ContextualAI / gritlm

Generative Representational Instruction Tuning
https://arxiv.org/abs/2402.09906
MIT License
479 stars 33 forks source link

TypeError: forward() got an unexpected keyword argument 'is_causal' #24

Closed DreamInvoker closed 2 months ago

DreamInvoker commented 2 months ago

when I set attn=bbcc, I encountered this bug. Do you have some advice?

torch==2.0.1 transformers==4.37.2

Muennighoff commented 2 months ago

Yes you need to use this modeling file: https://github.com/ContextualAI/gritlm/blob/main/scripts/modeling_mistral_gritlm.py for Mistral. If you want to train a different model then you need to add is_causal to its kwargs in the forward and use bidirectional attention whenever it is False.

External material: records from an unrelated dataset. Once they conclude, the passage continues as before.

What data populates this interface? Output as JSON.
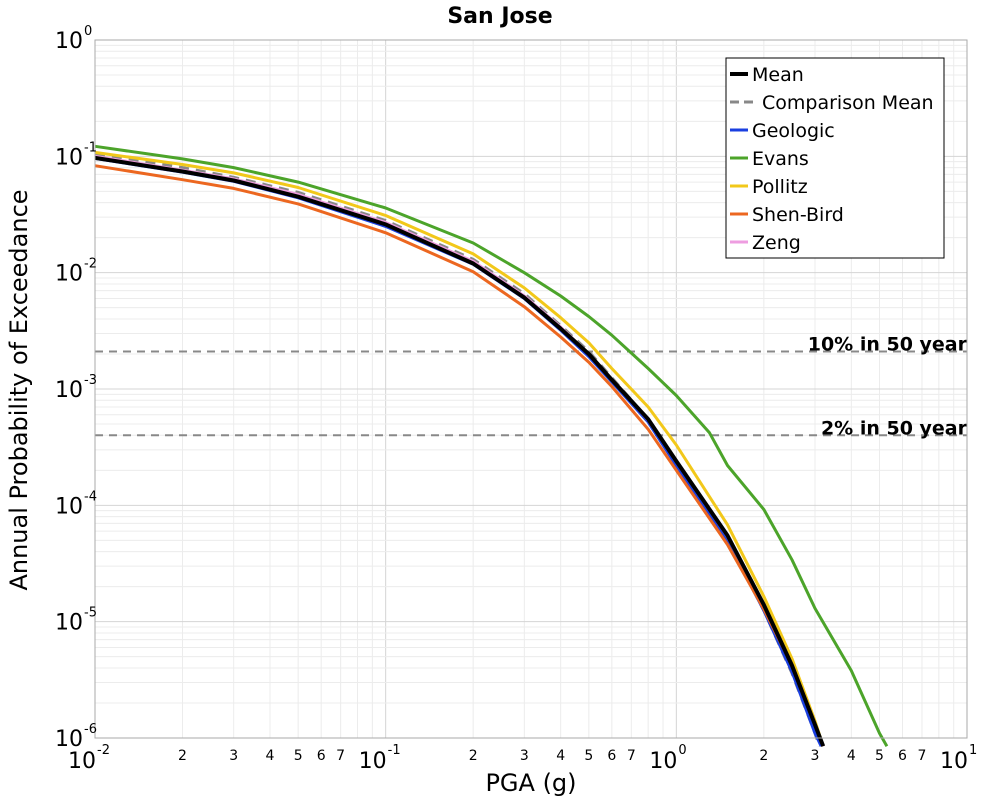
{
  "chart_data": {
    "type": "line",
    "title": "San Jose",
    "xlabel": "PGA (g)",
    "ylabel": "Annual Probability of Exceedance",
    "xscale": "log",
    "yscale": "log",
    "xlim": [
      0.01,
      10
    ],
    "ylim": [
      1e-06,
      1
    ],
    "grid": true,
    "legend_position": "top-right",
    "x_major_ticks": [
      {
        "value": 0.01,
        "base": "10",
        "exp": "-2"
      },
      {
        "value": 0.1,
        "base": "10",
        "exp": "-1"
      },
      {
        "value": 1,
        "base": "10",
        "exp": "0"
      },
      {
        "value": 10,
        "base": "10",
        "exp": "1"
      }
    ],
    "y_major_ticks": [
      {
        "value": 1,
        "base": "10",
        "exp": "0"
      },
      {
        "value": 0.1,
        "base": "10",
        "exp": "-1"
      },
      {
        "value": 0.01,
        "base": "10",
        "exp": "-2"
      },
      {
        "value": 0.001,
        "base": "10",
        "exp": "-3"
      },
      {
        "value": 0.0001,
        "base": "10",
        "exp": "-4"
      },
      {
        "value": 1e-05,
        "base": "10",
        "exp": "-5"
      },
      {
        "value": 1e-06,
        "base": "10",
        "exp": "-6"
      }
    ],
    "x_minor_tick_labels": [
      "2",
      "3",
      "4",
      "5",
      "6",
      "7"
    ],
    "reference_lines": [
      {
        "label": "10% in 50 year",
        "y": 0.0021,
        "color": "#888888"
      },
      {
        "label": "2% in 50 year",
        "y": 0.0004,
        "color": "#888888"
      }
    ],
    "series": [
      {
        "name": "Mean",
        "color": "#000000",
        "width": 4,
        "dash": "",
        "x": [
          0.01,
          0.02,
          0.03,
          0.05,
          0.1,
          0.2,
          0.3,
          0.4,
          0.5,
          0.6,
          0.8,
          1.0,
          1.5,
          2.0,
          2.5,
          3.0,
          3.2
        ],
        "y": [
          0.097,
          0.074,
          0.062,
          0.045,
          0.026,
          0.012,
          0.0061,
          0.0033,
          0.002,
          0.0012,
          0.00055,
          0.00024,
          5.5e-05,
          1.4e-05,
          4.2e-06,
          1.3e-06,
          8.5e-07
        ]
      },
      {
        "name": "Comparison Mean",
        "color": "#888888",
        "width": 3,
        "dash": "10,7",
        "x": [
          0.01,
          0.02,
          0.03,
          0.05,
          0.1,
          0.2,
          0.3,
          0.4,
          0.5,
          0.6,
          0.8,
          1.0,
          1.5,
          2.0,
          2.5,
          3.0,
          3.1
        ],
        "y": [
          0.104,
          0.08,
          0.066,
          0.049,
          0.028,
          0.013,
          0.0066,
          0.0035,
          0.0021,
          0.00125,
          0.00055,
          0.00023,
          5e-05,
          1.25e-05,
          3.6e-06,
          1.1e-06,
          8.5e-07
        ]
      },
      {
        "name": "Geologic",
        "color": "#1a3fe0",
        "width": 3,
        "dash": "",
        "x": [
          0.01,
          0.02,
          0.03,
          0.05,
          0.1,
          0.2,
          0.3,
          0.4,
          0.5,
          0.6,
          0.8,
          1.0,
          1.5,
          2.0,
          2.5,
          3.0,
          3.15
        ],
        "y": [
          0.096,
          0.073,
          0.061,
          0.044,
          0.025,
          0.0118,
          0.006,
          0.0032,
          0.0019,
          0.00115,
          0.00052,
          0.00022,
          5e-05,
          1.25e-05,
          3.7e-06,
          1.1e-06,
          8.5e-07
        ]
      },
      {
        "name": "Evans",
        "color": "#4ca42a",
        "width": 3,
        "dash": "",
        "x": [
          0.01,
          0.02,
          0.03,
          0.05,
          0.1,
          0.2,
          0.3,
          0.4,
          0.5,
          0.6,
          0.8,
          1.0,
          1.3,
          1.5,
          2.0,
          2.5,
          3.0,
          4.0,
          5.0,
          5.3
        ],
        "y": [
          0.122,
          0.095,
          0.08,
          0.06,
          0.036,
          0.018,
          0.01,
          0.0063,
          0.0042,
          0.0029,
          0.0015,
          0.00088,
          0.00042,
          0.00022,
          9.22e-05,
          3.4e-05,
          1.3e-05,
          3.8e-06,
          1.1e-06,
          8.5e-07
        ]
      },
      {
        "name": "Pollitz",
        "color": "#f2c81a",
        "width": 3,
        "dash": "",
        "x": [
          0.01,
          0.02,
          0.03,
          0.05,
          0.1,
          0.2,
          0.3,
          0.4,
          0.5,
          0.6,
          0.8,
          1.0,
          1.5,
          2.0,
          2.5,
          3.0,
          3.2
        ],
        "y": [
          0.108,
          0.085,
          0.072,
          0.054,
          0.031,
          0.0145,
          0.0074,
          0.0041,
          0.0025,
          0.0015,
          0.0007,
          0.00033,
          6.8e-05,
          1.65e-05,
          4.8e-06,
          1.4e-06,
          8.5e-07
        ]
      },
      {
        "name": "Shen-Bird",
        "color": "#ec6720",
        "width": 3,
        "dash": "",
        "x": [
          0.01,
          0.02,
          0.03,
          0.05,
          0.1,
          0.2,
          0.3,
          0.4,
          0.5,
          0.6,
          0.8,
          1.0,
          1.5,
          2.0,
          2.5,
          3.0,
          3.2
        ],
        "y": [
          0.083,
          0.063,
          0.053,
          0.039,
          0.022,
          0.0102,
          0.0051,
          0.0028,
          0.0017,
          0.00105,
          0.00045,
          0.0002,
          4.6e-05,
          1.28e-05,
          4.2e-06,
          1.3e-06,
          8.5e-07
        ]
      },
      {
        "name": "Zeng",
        "color": "#ee9de0",
        "width": 3,
        "dash": "",
        "x": [
          0.01,
          0.02,
          0.03,
          0.05,
          0.1,
          0.2,
          0.3,
          0.4,
          0.5,
          0.6,
          0.8,
          1.0,
          1.5,
          2.0,
          2.5,
          3.0,
          3.2
        ],
        "y": [
          0.1,
          0.076,
          0.064,
          0.047,
          0.027,
          0.0125,
          0.0063,
          0.0034,
          0.002,
          0.0012,
          0.00054,
          0.00024,
          5.4e-05,
          1.38e-05,
          4.2e-06,
          1.3e-06,
          8.5e-07
        ]
      }
    ]
  }
}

Muennighoff commented 2 months ago

I detailed it here: https://github.com/ContextualAI/gritlm?tab=readme-ov-file#models but maybe it is not visible enough

DreamInvoker commented 2 months ago

thank you! should I implement _prepare_4d_causal_attention_mask function for another model?

Muennighoff commented 2 months ago

I think you can just import it from transformer like done in the mistral modeling file. You then just need to add an if/else clause like here https://github.com/ContextualAI/gritlm/blob/01b2ed4799f09df2d9d41a9870176606b32568aa/scripts/modeling_mistral_gritlm.py#L1032

DreamInvoker commented 2 months ago

get, thank you very much!